I think it is important to remember Rand's fundamental argument here -- something that the folks at ARCHN consistently fail to do. The argument starts, not with a discussion of altruism and egoism but with a question: Why do human beings need a morality in the first place? In the context of that question, Rand argues that man's nature as a rational being who does not act automatically, requires that he make choices between actions that will further his life (as a rational animal) and acts which will not.

Under normal conditions a person acts morally by pursuing values that are not a threat to other humans in a society that is not faced with emergencies. An emergency removes that possibility, so, as Rand clearly states in VOS, the first rational task is to get things back to normal. Since normal means a state in which people are able to pursue their values once more, it is in one's self interest to help people who are, because of the emergency, not able to do so. This is not an obligation that comes from some rule, it is not required by morality, it is only if it is in one's power, and it is not the standard by which one lives on a daily basis or decides what acts are moral. To set one's moral code with reference to what one does in an emergency is to live as if life were a constant emergency.
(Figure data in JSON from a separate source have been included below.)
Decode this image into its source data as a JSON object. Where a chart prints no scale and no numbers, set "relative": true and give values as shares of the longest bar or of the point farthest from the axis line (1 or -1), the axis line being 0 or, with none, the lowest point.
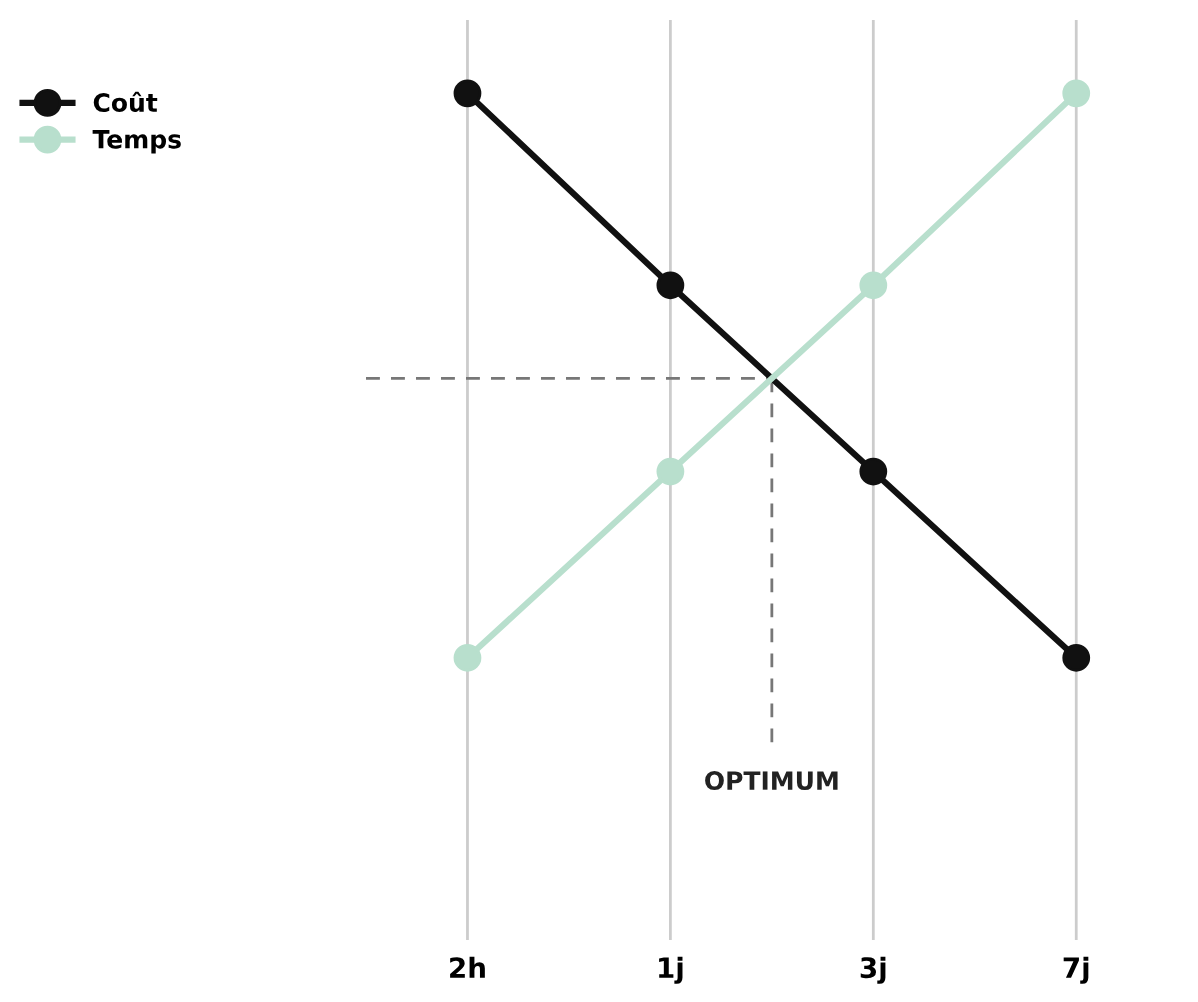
{
  "chart_data": {
    "type": "line",
    "relative": true,
    "categories": [
      "2h",
      "1j",
      "3j",
      "7j"
    ],
    "series": [
      {
        "name": "Coût",
        "color": "#111111",
        "values": [
          1,
          0.66,
          0.33,
          0
        ]
      },
      {
        "name": "Temps",
        "color": "#b8dfcd",
        "values": [
          0,
          0.33,
          0.66,
          1
        ]
      }
    ],
    "annotations": [
      "OPTIMUM"
    ],
    "ref_lines": [
      {
        "axis": "y",
        "value": 0.495,
        "color": "#777777",
        "line_style": "dashed"
      }
    ],
    "grid": "x",
    "legend": "top left",
    "marker": "circle",
    "line_style": "solid"
  }
}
That is the Christian view, it is not Objectivism's.

As for organized charity, the general principle is that if one can afford to send money or spend time working to pursue a value (a cure for cancer, a political or philosophical movement)it is not a sacrifice (altruistic) to do so.

Altruism means sacrifice for the sake of others, not "support deserving people in the pursuit of their goals." 'Sacrifice' means SACRIFICE' which means it's gotta hurt to count. Put it this way: Rand is out to destroy the reputations of not only Robin Hood but the Biblical story of the Widow's Mite.

Atlas Fan

Richard said...

A very good & well worded response, Atlas Fan. Actually your comment is an example of a selfish act of charity: your time & thought in pursuit of a wider cultural use of reason. I hope your effort is rewarded.

Nick Manley said...

Why wouldn't Rand support contributing money to charitable organizations engaged in charity that supports your values?